Fake 1: Klimaministerium Veto-Recht hat auch zB das Finanzministerium

Was die Grünen wirklich vorgeschlagen haben: Sie würden gern ein „Klimaschutzministerium“ einrichten. Genau wie es bereits längst z.B. für das Finanzministerium üblich ist, würden die Grünen ein Vetorecht in Bezug auf Gesetze einrichten, die dem von Deutschland unterzeichneten Pariser Klimaabkommen zuwiderliefen. [….]     Merz behauptet stattdessen, die Grünen würden „sämtliche Gesetzesvorhaben blockieren, die nach seiner persönlichen Einschätzung dem Klimaschutz zuwiderlaufen.“ Das ist natürlich eine bewusst falsche Darstellung der Realität.
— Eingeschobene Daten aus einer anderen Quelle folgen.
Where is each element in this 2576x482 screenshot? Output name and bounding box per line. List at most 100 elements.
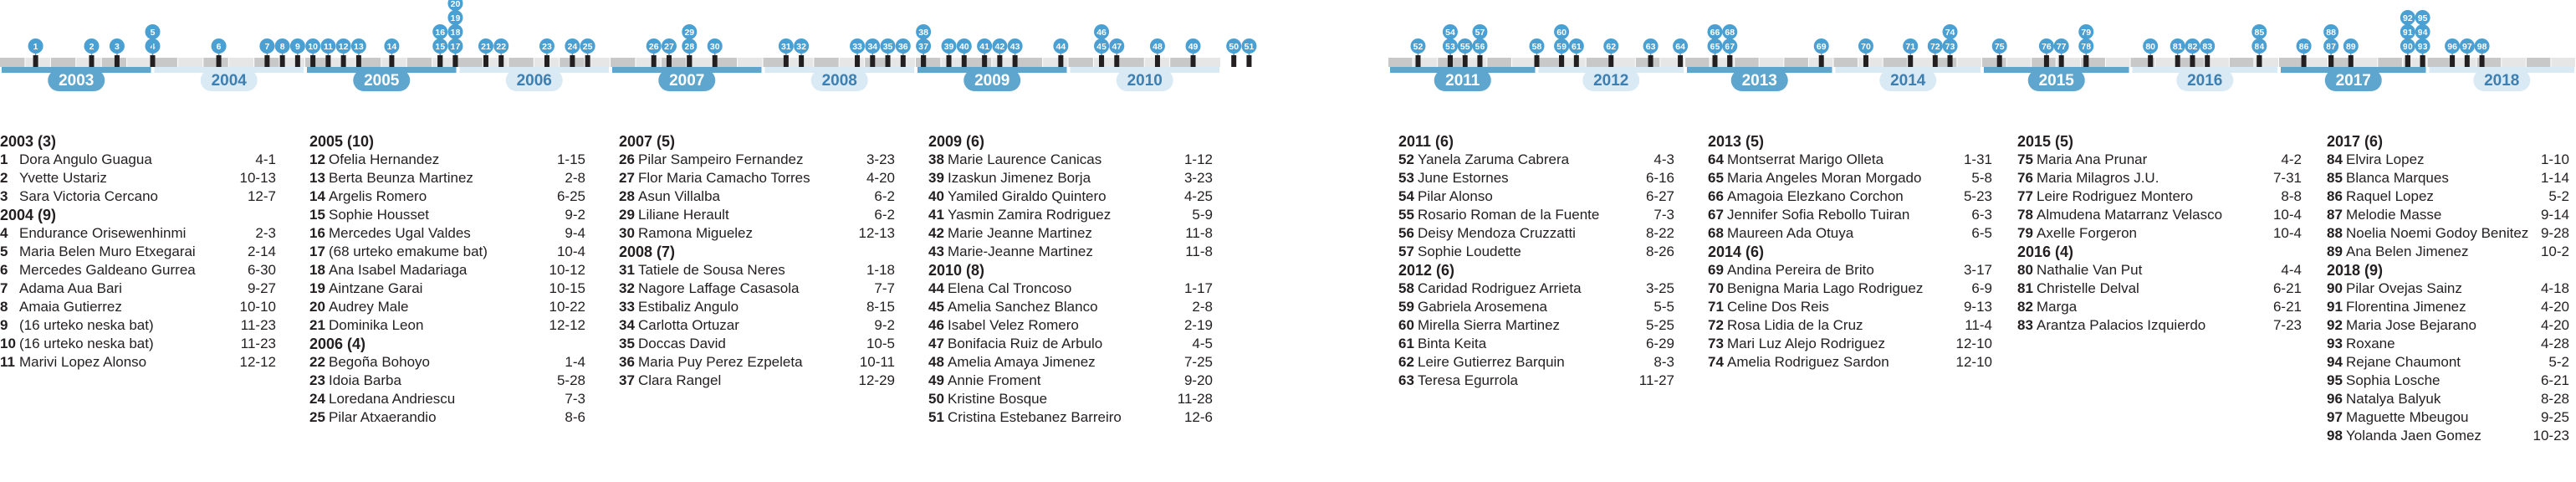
right-timeline-marker-dot bbox=[1927, 38, 1943, 54]
right-timeline-year-label: 2017 bbox=[2336, 72, 2371, 90]
item-number: 70 bbox=[1708, 280, 1724, 296]
list-item: 26 Pilar Sampeiro Fernandez 3-23 bbox=[619, 151, 895, 169]
left-timeline-marker-tick bbox=[666, 55, 672, 67]
left-timeline-marker-tick bbox=[585, 55, 590, 67]
year-group-header: 2006 (4) bbox=[309, 336, 366, 352]
left-timeline-marker-label: 16 bbox=[435, 28, 445, 38]
left-timeline-marker-label: 36 bbox=[898, 42, 908, 52]
item-name: Izaskun Jimenez Borja bbox=[948, 170, 1091, 186]
right-timeline-marker-label: 86 bbox=[2299, 42, 2309, 52]
list-item: 68 Maureen Ada Otuya 6-5 bbox=[1708, 224, 1992, 243]
left-timeline-marker-label: 21 bbox=[481, 42, 491, 52]
left-timeline-marker-label: 11 bbox=[324, 42, 333, 52]
right-timeline-marker-label: 98 bbox=[2477, 42, 2487, 52]
item-number: 33 bbox=[619, 299, 635, 315]
left-timeline-marker-tick bbox=[946, 55, 952, 67]
item-name: Dominika Leon bbox=[329, 317, 424, 333]
left-timeline-strip-seg bbox=[1170, 58, 1195, 67]
left-timeline-strip-seg bbox=[1017, 58, 1043, 67]
list-item: 60 Mirella Sierra Martinez 5-25 bbox=[1398, 316, 1674, 335]
item-name: Elvira Lopez bbox=[2346, 151, 2425, 167]
item-name: Elena Cal Troncoso bbox=[948, 280, 1072, 296]
left-timeline-marker-tick bbox=[264, 55, 270, 67]
left-timeline-marker-tick bbox=[570, 55, 575, 67]
right-timeline-marker-tick bbox=[1678, 55, 1684, 67]
item-number: 66 bbox=[1708, 188, 1724, 204]
item-date: 6-3 bbox=[1971, 207, 1992, 223]
item-number: 23 bbox=[309, 372, 325, 388]
left-timeline-marker-tick bbox=[1190, 55, 1196, 67]
left-timeline-strip-seg bbox=[1093, 58, 1119, 67]
item-date: 1-10 bbox=[2540, 151, 2569, 167]
right-timeline-marker-dot bbox=[2185, 38, 2200, 54]
list-item: 98 Yolanda Jaen Gomez 10-23 bbox=[2327, 427, 2569, 445]
right-timeline-marker-label: 63 bbox=[1646, 42, 1656, 52]
left-timeline-marker-dot bbox=[1094, 24, 1110, 39]
list-item: 56 Deisy Mendoza Cruzzatti 8-22 bbox=[1398, 224, 1674, 243]
left-timeline-marker-dot bbox=[682, 24, 698, 39]
left-timeline-year-label: 2004 bbox=[212, 72, 248, 90]
left-timeline-strip-seg bbox=[814, 58, 839, 67]
item-date: 12-12 bbox=[239, 354, 276, 370]
list-item: 74 Amelia Rodriguez Sardon 12-10 bbox=[1708, 353, 1992, 372]
item-name: Rosa Lidia de la Cruz bbox=[1727, 317, 1863, 333]
left-timeline-marker-tick bbox=[1099, 55, 1105, 67]
list-item: 97 Maguette Mbeugou 9-25 bbox=[2327, 408, 2569, 427]
left-timeline-strip-seg bbox=[839, 58, 865, 67]
left-timeline-marker-dot bbox=[1007, 38, 1023, 54]
right-timeline-marker-label: 81 bbox=[2173, 42, 2183, 52]
left-timeline-marker-dot bbox=[895, 38, 911, 54]
left-timeline-marker-tick bbox=[355, 55, 361, 67]
item-number: 32 bbox=[619, 280, 635, 296]
item-name: Maria Angeles Moran Morgado bbox=[1727, 170, 1922, 186]
list-item: 80 Nathalie Van Put 4-4 bbox=[2017, 261, 2302, 279]
timeline-area: 2003200420052006200720082009201012345678… bbox=[0, 0, 2576, 134]
item-number: 71 bbox=[1708, 299, 1724, 315]
right-timeline-marker-tick bbox=[1534, 55, 1540, 67]
item-date: 4-4 bbox=[2281, 262, 2302, 278]
left-timeline-marker-label: 50 bbox=[1229, 42, 1239, 52]
right-timeline-marker-label: 88 bbox=[2326, 28, 2336, 38]
right-timeline-marker-label: 92 bbox=[2403, 13, 2413, 23]
list-item: 1 Dora Angulo Guagua 4-1 bbox=[0, 151, 276, 169]
left-timeline-marker-dot bbox=[865, 38, 881, 54]
list-item: 34 Carlotta Ortuzar 9-2 bbox=[619, 316, 895, 335]
list-item: 47 Bonifacia Ruiz de Arbulo 4-5 bbox=[928, 335, 1213, 353]
item-date: 9-28 bbox=[2540, 225, 2569, 241]
left-timeline-year-pill bbox=[200, 69, 258, 91]
item-date: 1-12 bbox=[1183, 151, 1213, 167]
left-timeline-marker-dot bbox=[384, 38, 400, 54]
item-name: Sophia Losche bbox=[2346, 372, 2441, 388]
item-number: 47 bbox=[928, 336, 944, 351]
item-number: 20 bbox=[309, 299, 325, 315]
right-timeline-marker-dot bbox=[1903, 38, 1919, 54]
item-number: 37 bbox=[619, 372, 635, 388]
item-name: Loredana Andriescu bbox=[329, 391, 456, 407]
left-timeline-strip-seg bbox=[1119, 58, 1144, 67]
right-timeline-marker-label: 74 bbox=[1945, 28, 1955, 38]
left-timeline-strip-seg bbox=[76, 58, 101, 67]
item-date: 10-10 bbox=[239, 299, 276, 315]
item-date: 9-20 bbox=[1183, 372, 1213, 388]
item-name: Roxane bbox=[2346, 336, 2395, 351]
left-timeline-strip-seg bbox=[966, 58, 992, 67]
right-timeline-marker-dot bbox=[1991, 38, 2007, 54]
list-item: 50 Kristine Bosque 11-28 bbox=[928, 390, 1213, 408]
item-number: 95 bbox=[2327, 372, 2343, 388]
item-date: 1-14 bbox=[2540, 170, 2569, 186]
left-timeline-marker-label: 13 bbox=[354, 42, 364, 52]
right-timeline-marker-tick bbox=[1818, 55, 1824, 67]
right-timeline-marker-tick bbox=[2301, 55, 2307, 67]
item-number: 45 bbox=[928, 299, 944, 315]
left-timeline-year-label: 2008 bbox=[822, 72, 857, 90]
item-number: 82 bbox=[2017, 299, 2033, 315]
item-name: Doccas David bbox=[638, 336, 726, 351]
item-name: Kristine Bosque bbox=[948, 391, 1048, 407]
item-date: 9-4 bbox=[565, 225, 585, 241]
right-timeline-marker-tick bbox=[1863, 55, 1868, 67]
left-timeline-marker-dot bbox=[289, 38, 305, 54]
item-name: Maria Jose Bejarano bbox=[2346, 317, 2476, 333]
left-timeline-marker-label: 46 bbox=[1096, 28, 1107, 38]
item-name: Nathalie Van Put bbox=[2037, 262, 2143, 278]
item-number: 25 bbox=[309, 409, 325, 425]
Weder würden die grünen „sämtliche“ Gesetzesvorhaben blockieren können – es geht nur um andere Ministerien, nicht das Parlament – noch würde es sich um die „persönliche Einschätzung“ des Klimaschuztzministers halten, sondern natürlich um eine Prüfung mit der Vereinbarkeit eines internationalen Abkommens, zu dem sich Deutschland verpflichtet hat. Merz schmückt hier den tatsächlichen Vorschlag mit Unwahrheiten aus, um sie absurder und empörenswerter erscheinen zu lassen.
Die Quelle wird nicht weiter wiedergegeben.